We currently have more than eight active detectors and are continuously expanding this number. We’re also actively encouraging the security community to contribute, aiming to enhance the security of the entire blockchain ecosystem.

Examples of Issues with Slither

When attempting to utilize the intermediate representation, SlithIR to do dataflow analysis we encountered the following bug:

Suppose we have this Solidity snippet for a contract called PoC:

// SPDX-License-Identifier: MIT 
pragma solidity ^0.8.0;

contract PoC {
    constructor() {}
    function bug(int256 num) external pure returns (uint256) {
        uint256 res = 2;
        if (num > 0){ 
            res = 1;
        } else if (num < 0) {
            res = 0;
        }
        return res;
    }
}

Running Slither on top, and outputing the SlithIR representation yields:

INFO:Printers:Contract PoC
        Function PoC.constructor()
        Function PoC.bug(int256)
                Expression: res = 2
                IRs:
                        res_1(uint256) := 2(uint256)
                Expression: num > 0
                IRs:
                        TMP_0(bool) = num_1 > 0
                        CONDITION TMP_0
                Expression: res = 1
                IRs:
                        res_2(uint256) := 1(uint256)
                Expression: num < 0
                IRs:
                        TMP_1(bool) = num_1 < 0
                        CONDITION TMP_1
                Expression: res = 0
                IRs:
                        res_3(uint256) := 0(uint256)
                IRs:
                        res_4(uint256) := ϕ(['res_3', 'res_1'])
                IRs:
                        res_5(uint256) := ϕ(['res_2', 'res_1'])
                Expression: res
                IRs:
                        RETURN res_5

Note the orphaned phi node assigned to res_4.

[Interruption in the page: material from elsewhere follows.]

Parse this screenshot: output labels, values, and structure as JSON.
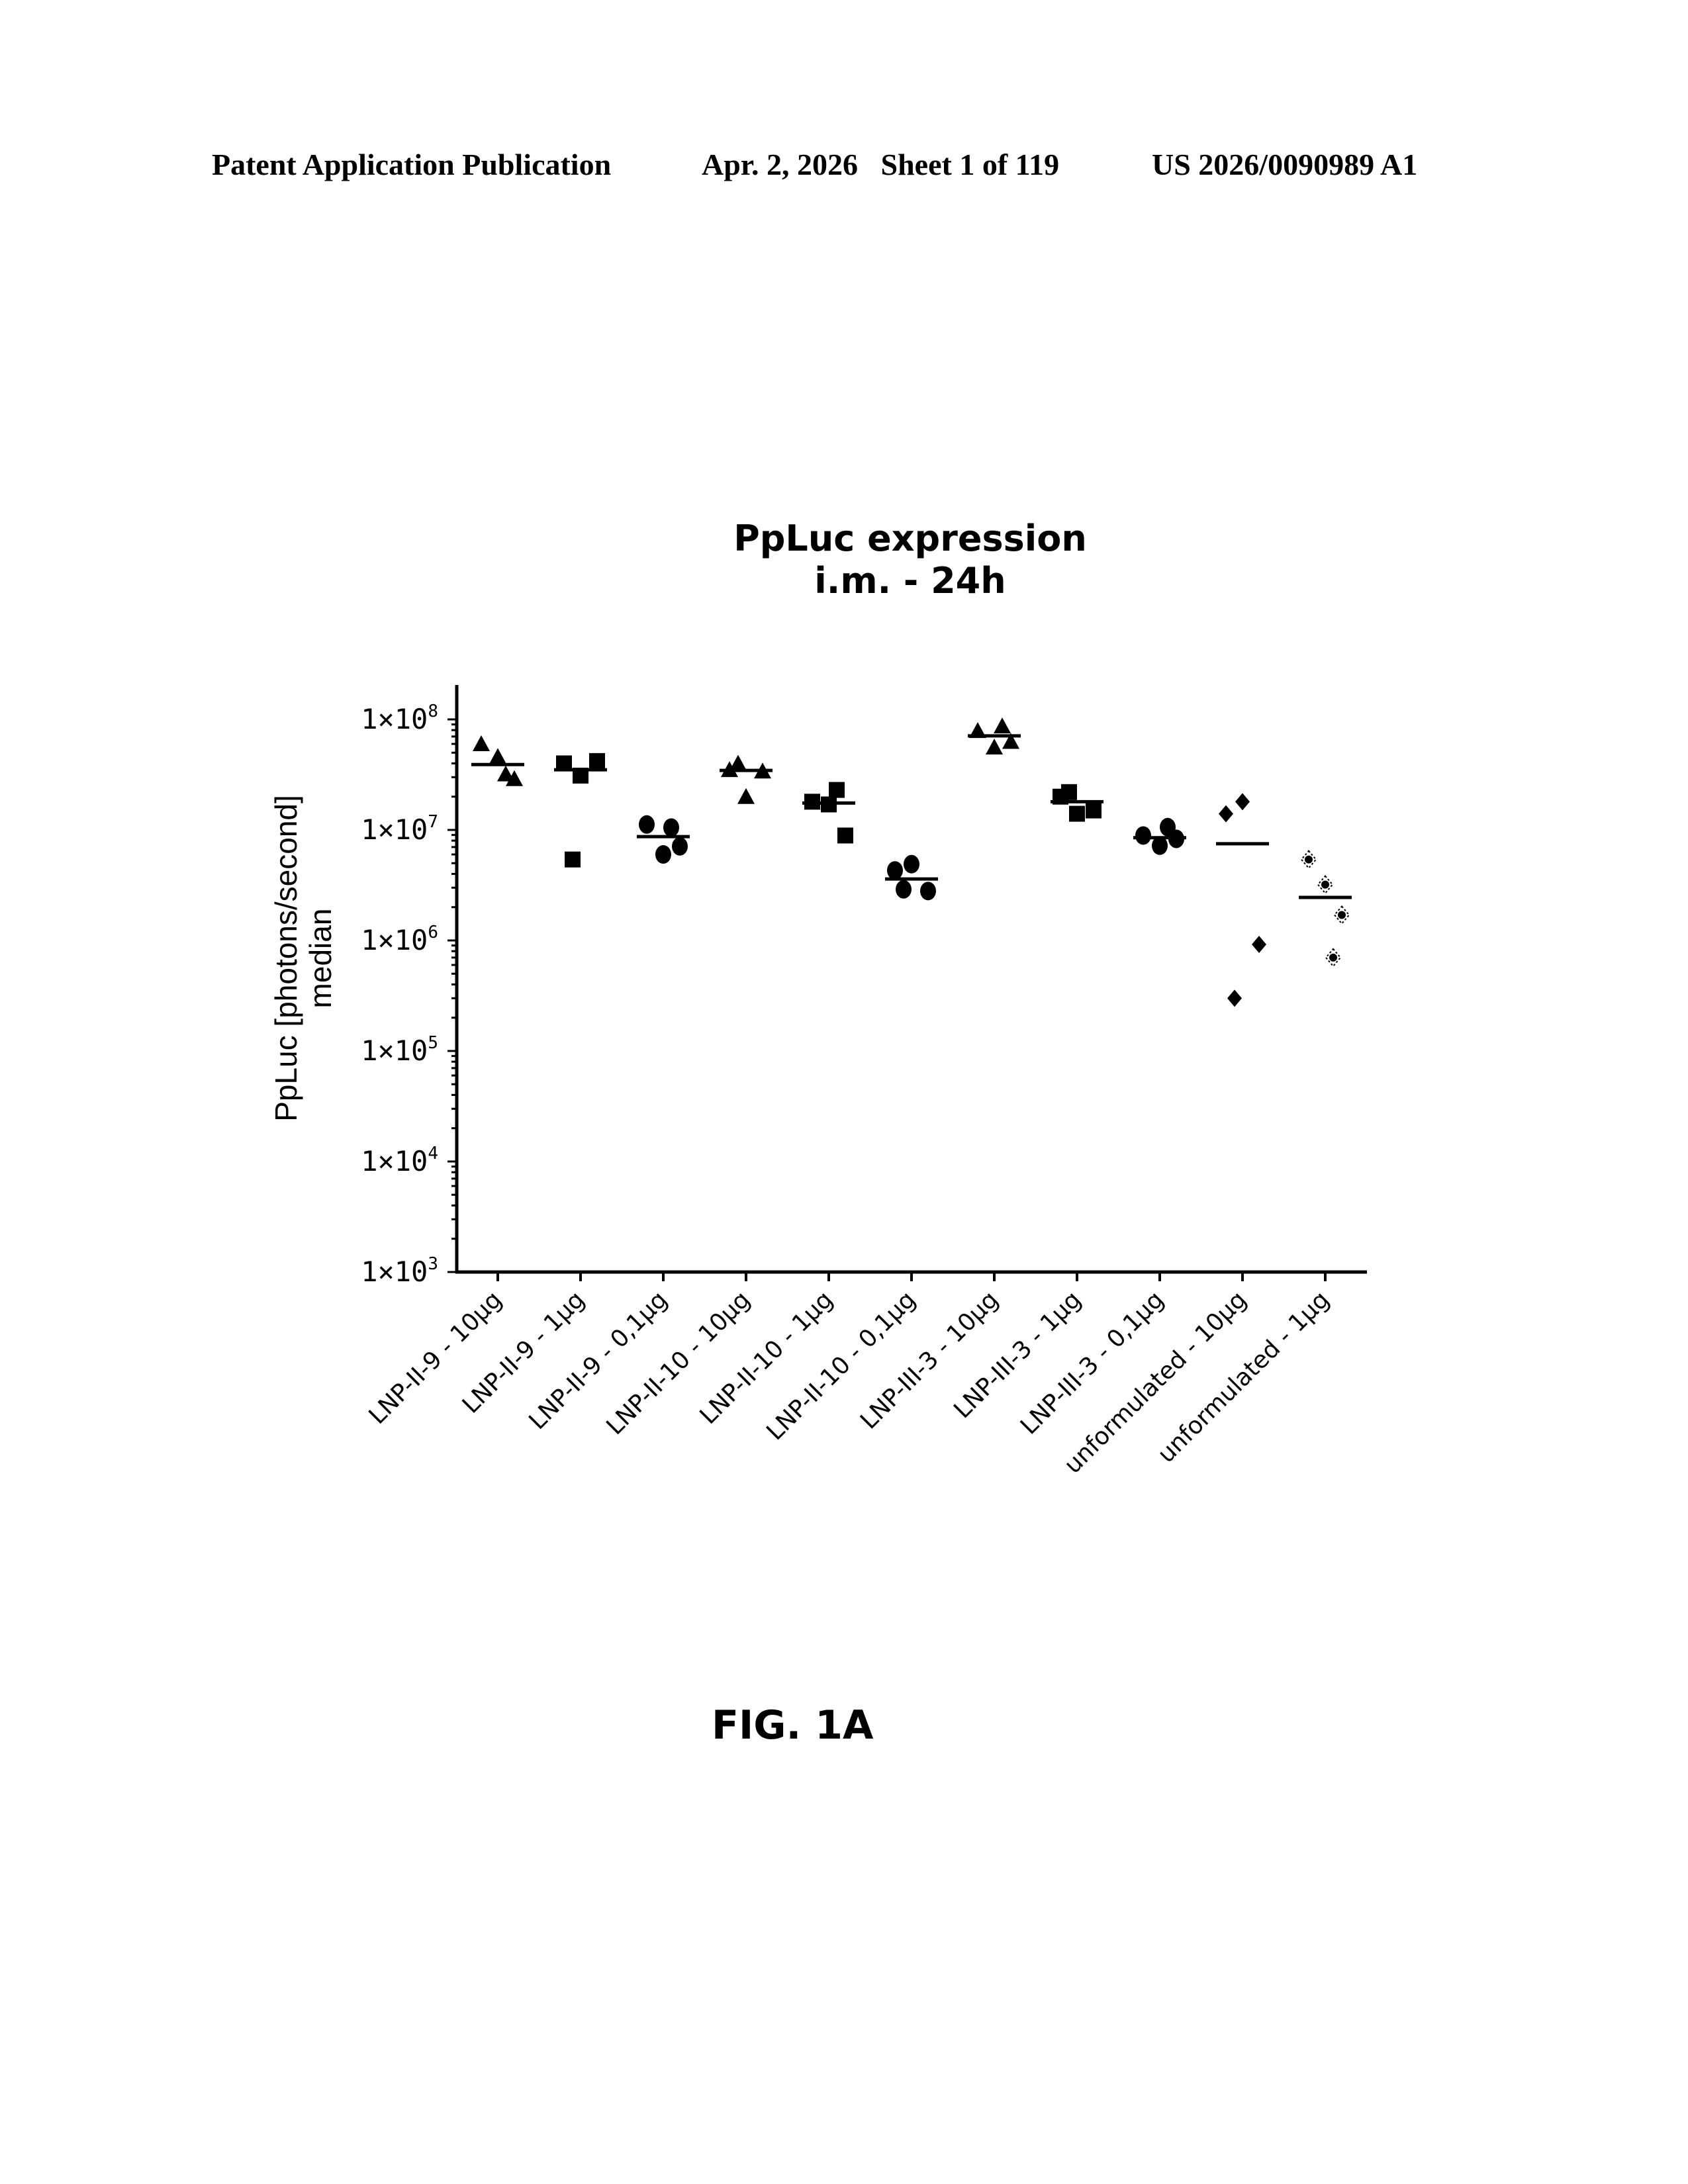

In simple terms, when there is any assignment to a variable declared outside of a conditional in both an IF and an ELSE block, the SSA form of the intermediate representation breaks and we get orphaned phi nodes at the end, thus making it impossible to analyze flow in this scenario. For more information, refer to this issue in the official repo.

Why Blockchain Stack Security Matters, Even for Crypto Skeptics

The particular thing about crypto cybersecurity is the closeness of money to hackers, the relatively small smart contract codebases compared to traditional software. One simple example is that if you hack a bank through their web page (without impersonating or scamming someone) you don’t access the treasury directly. In DeFi apps most hacking events means getting the TVL inside the system. A good list of hacks with their amount is available at https://rekt.news/es/leaderboard/. We can have the position of completely dismiss the Web3 world or take into account that Web3 is a good playground, specially for extrapolating the research in this space to practices in the traditional software world.